I took this after the most magical swim just after I had finished a bout of Covid, which I think played a part in the clearing away of these things in me. Yes, I am thankful I had covid this year ( I know I am lucky to say that). I felt so alive in myself from this week on the entire year. I truly believe the fever and days in the sauna shed things I was holding. After that, life opened up in a way I hadn’t felt in a long time.

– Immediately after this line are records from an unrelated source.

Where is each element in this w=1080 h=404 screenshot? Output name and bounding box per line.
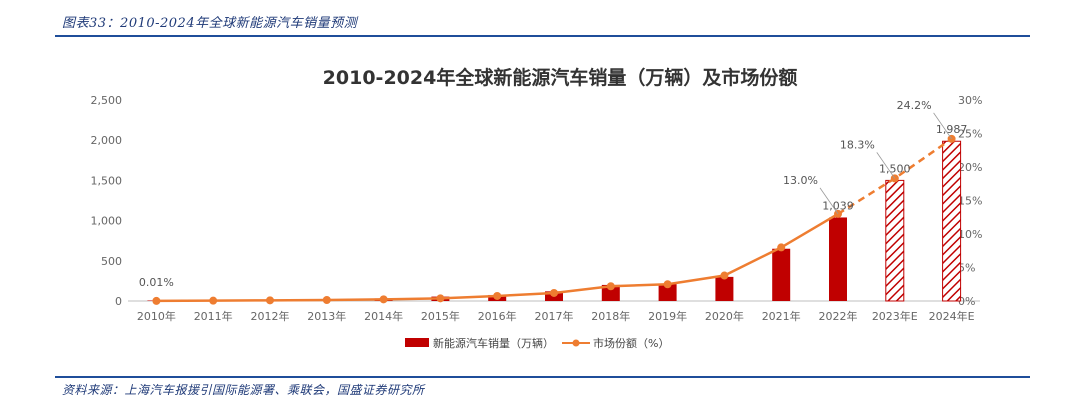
legend-bar-label: 新能源汽车销量（万辆） bbox=[433, 336, 554, 350]
share-point bbox=[663, 280, 672, 289]
share-point bbox=[379, 295, 388, 304]
legend-line-label: 市场份额（%） bbox=[593, 336, 669, 350]
x-tick-label: 2013年 bbox=[307, 309, 346, 323]
x-tick-label: 2010年 bbox=[137, 309, 176, 323]
share-point bbox=[777, 243, 786, 252]
y-right-tick-label: 10% bbox=[958, 228, 982, 241]
legend: 新能源汽车销量（万辆） 市场份额（%） bbox=[405, 336, 669, 350]
x-tick-label: 2018年 bbox=[591, 309, 630, 323]
y-left-tick-label: 2,500 bbox=[91, 94, 123, 107]
share-point bbox=[152, 296, 161, 305]
share-value-label: 13.0% bbox=[783, 174, 818, 187]
x-tick-label: 2011年 bbox=[194, 309, 233, 323]
y-right-tick-label: 20% bbox=[958, 161, 982, 174]
x-tick-label: 2019年 bbox=[648, 309, 687, 323]
y-left-tick-label: 2,000 bbox=[91, 134, 123, 147]
bar bbox=[772, 248, 791, 301]
y-left-tick-label: 0 bbox=[115, 295, 122, 308]
share-point bbox=[720, 271, 729, 280]
y-left-tick-label: 1,500 bbox=[91, 174, 123, 187]
x-tick-label: 2015年 bbox=[421, 309, 460, 323]
bottom-rule bbox=[55, 376, 1030, 378]
x-tick-label: 2014年 bbox=[364, 309, 403, 323]
top-rule bbox=[55, 35, 1030, 37]
x-tick-label: 2017年 bbox=[535, 309, 574, 323]
x-tick-label: 2023年E bbox=[872, 309, 918, 323]
bar-value-label: 1,987 bbox=[936, 123, 968, 136]
share-point bbox=[550, 288, 558, 297]
labels-group: 1,039 1,500 1,987 0.01% 13.0% 18.3% 24.2% bbox=[139, 99, 967, 289]
share-point bbox=[493, 291, 502, 300]
bar-value-label: 1,039 bbox=[822, 199, 854, 212]
bar bbox=[601, 284, 620, 301]
chart-title: 2010-2024年全球新能源汽车销量（万辆）及市场份额 bbox=[323, 66, 798, 89]
figure-caption: 图表33：2010-2024年全球新能源汽车销量预测 bbox=[62, 16, 358, 31]
label-leader-line bbox=[933, 112, 952, 140]
bar-value-label: 1,500 bbox=[879, 162, 911, 175]
share-point bbox=[436, 294, 445, 303]
axes-group: 0 500 1,000 1,500 2,000 2,500 0% 5% 10% 15% 20% 25%… bbox=[91, 94, 983, 323]
bar-estimate bbox=[942, 140, 962, 302]
x-tick-label: 2020年 bbox=[705, 309, 744, 323]
y-right-tick-label: 25% bbox=[958, 128, 982, 141]
share-point bbox=[606, 282, 615, 291]
y-right-tick-label: 5% bbox=[958, 262, 975, 275]
y-right-tick-label: 15% bbox=[958, 195, 982, 208]
bar bbox=[715, 276, 734, 301]
bars-group bbox=[147, 140, 962, 302]
share-point bbox=[322, 295, 331, 304]
share-point bbox=[209, 296, 218, 305]
x-tick-label: 2016年 bbox=[478, 309, 517, 323]
y-left-tick-label: 500 bbox=[101, 255, 122, 268]
x-tick-label: 2012年 bbox=[251, 309, 290, 323]
share-value-label: 0.01% bbox=[139, 276, 174, 289]
label-leader-line bbox=[876, 152, 896, 179]
share-line-solid bbox=[156, 212, 839, 303]
x-tick-label: 2024年E bbox=[929, 309, 975, 323]
share-value-label: 18.3% bbox=[840, 138, 875, 151]
x-tick-label: 2022年 bbox=[819, 309, 858, 323]
source-note: 资料来源：上海汽车报援引国际能源署、乘联会，国盛证券研究所 bbox=[62, 383, 425, 397]
share-value-label: 24.2% bbox=[897, 99, 932, 112]
label-leader-line bbox=[819, 187, 839, 215]
bar-estimate bbox=[885, 179, 905, 302]
bar bbox=[829, 217, 847, 301]
legend-bar-swatch bbox=[405, 338, 429, 347]
y-right-tick-label: 0% bbox=[958, 295, 975, 308]
y-right-tick-label: 30% bbox=[958, 94, 982, 107]
y-left-tick-label: 1,000 bbox=[91, 215, 123, 228]
share-point bbox=[266, 296, 274, 305]
x-tick-label: 2021年 bbox=[762, 309, 801, 323]
bar bbox=[658, 284, 677, 301]
legend-line-marker bbox=[572, 339, 580, 347]
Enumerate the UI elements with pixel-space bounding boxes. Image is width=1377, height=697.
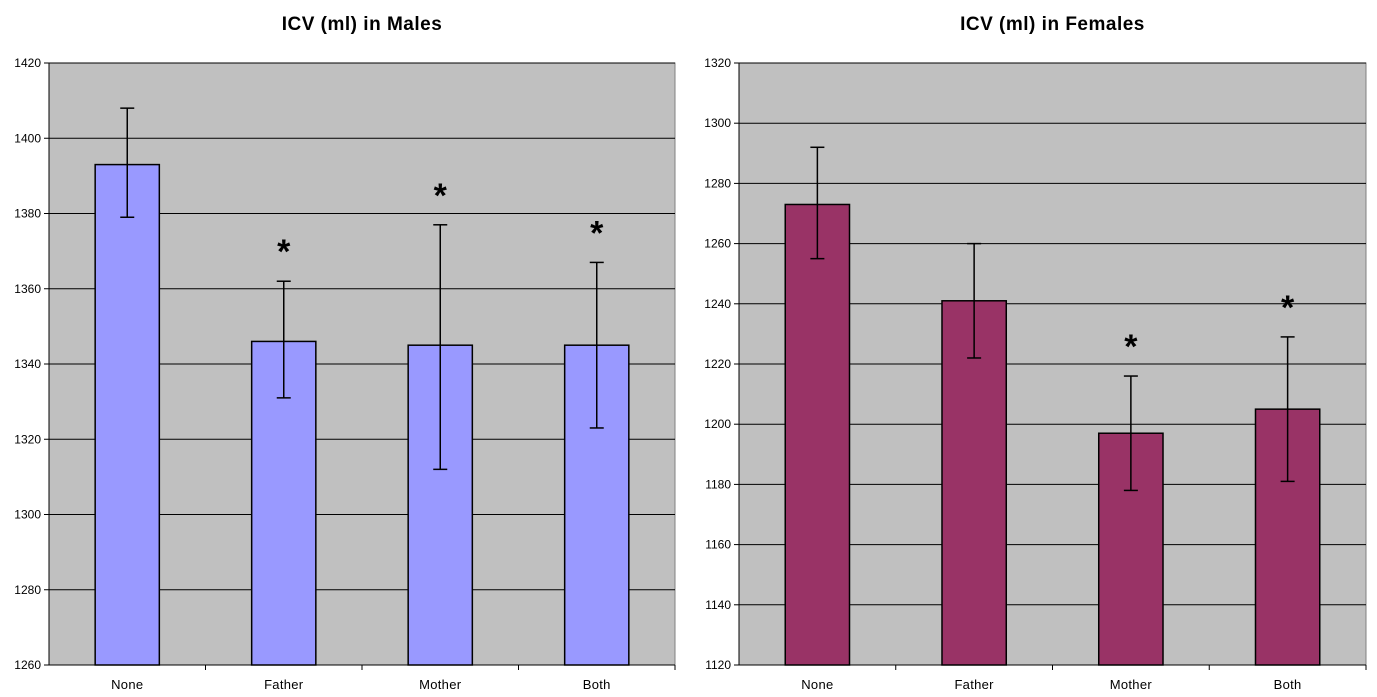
chart1-ytick-label: 1160 bbox=[705, 538, 731, 552]
chart1-ytick-label: 1120 bbox=[705, 658, 731, 672]
chart1-bar-none bbox=[784, 203, 851, 666]
chart-females: ICV (ml) in Females 1120 1140 1160 1180 1200 1… bbox=[689, 0, 1377, 697]
chart0-category-label: Father bbox=[264, 677, 304, 692]
chart0-significance-star: * bbox=[434, 177, 448, 215]
chart1-category-label: Mother bbox=[1110, 677, 1153, 692]
chart-females-svg: ICV (ml) in Females 1120 1140 1160 1180 1200 1… bbox=[704, 14, 1367, 692]
chart1-ytick-label: 1240 bbox=[704, 297, 731, 311]
chart1-category-label: Father bbox=[954, 677, 994, 692]
chart1-category-label: None bbox=[801, 677, 833, 692]
chart0-category-label: None bbox=[111, 677, 143, 692]
chart0-title: ICV (ml) in Males bbox=[282, 14, 443, 35]
chart1-significance-star: * bbox=[1281, 289, 1295, 327]
chart0-significance-star: * bbox=[590, 214, 604, 252]
chart1-ytick-label: 1200 bbox=[704, 417, 731, 431]
chart1-title: ICV (ml) in Females bbox=[960, 14, 1145, 35]
chart-males-svg: ICV (ml) in Males 1260 1280 1300 1320 1340 136… bbox=[14, 14, 676, 692]
chart1-significance-star: * bbox=[1124, 328, 1138, 366]
chart0-ytick-label: 1300 bbox=[14, 508, 41, 522]
chart1-ytick-label: 1220 bbox=[704, 357, 731, 371]
chart0-ytick-label: 1340 bbox=[14, 357, 41, 371]
chart1-ytick-label: 1140 bbox=[705, 598, 731, 612]
chart1-ytick-label: 1300 bbox=[704, 116, 731, 130]
chart-males: ICV (ml) in Males 1260 1280 1300 1320 1340 136… bbox=[0, 0, 688, 697]
chart0-category-label: Both bbox=[583, 677, 611, 692]
chart0-ytick-label: 1420 bbox=[14, 56, 41, 70]
chart0-bar-none bbox=[94, 163, 161, 666]
chart0-ytick-label: 1380 bbox=[14, 207, 41, 221]
chart1-ytick-label: 1280 bbox=[704, 176, 731, 190]
chart0-category-label: Mother bbox=[419, 677, 462, 692]
chart0-significance-star: * bbox=[277, 233, 291, 271]
chart0-ytick-label: 1320 bbox=[14, 432, 41, 446]
chart1-ytick-label: 1180 bbox=[705, 477, 731, 491]
chart0-ytick-label: 1280 bbox=[14, 583, 41, 597]
chart1-ytick-label: 1260 bbox=[704, 237, 731, 251]
chart1-ytick-label: 1320 bbox=[704, 56, 731, 70]
chart0-ytick-label: 1260 bbox=[14, 658, 41, 672]
chart0-ytick-label: 1360 bbox=[14, 282, 41, 296]
chart0-ytick-label: 1400 bbox=[14, 131, 41, 145]
chart1-category-label: Both bbox=[1274, 677, 1302, 692]
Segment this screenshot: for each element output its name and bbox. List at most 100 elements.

As I walked into the woods, I noticed there was a clearing in the middle of the pines that felt mystical and magical. I have long loved these moments in the woods when we enter a place that feels sacred. I strongly believe, after many years of living so intimately with the woods around me, that the intuition and curiosity that drew me that day into the woods gave me permission or told me I belonged in this place. As I stood there in the woods alone. I watched the sunlight move through the opening in the canopy above the huge oak that stood in the clearing.

The light was like a ring around it. The moss underneath was heavy. There was a barbed wire fence between me and it, so I didn’t go in, but in some way, I didn’t feel I wanted to or was invited to. Standing on the edge felt like where I belonged anyway. It was as if I could watch something truly amazing unfold, and that was enough for me. I stood there for a while, feeling I was among some lucky few feeling the power and presence of this oak in that clearing.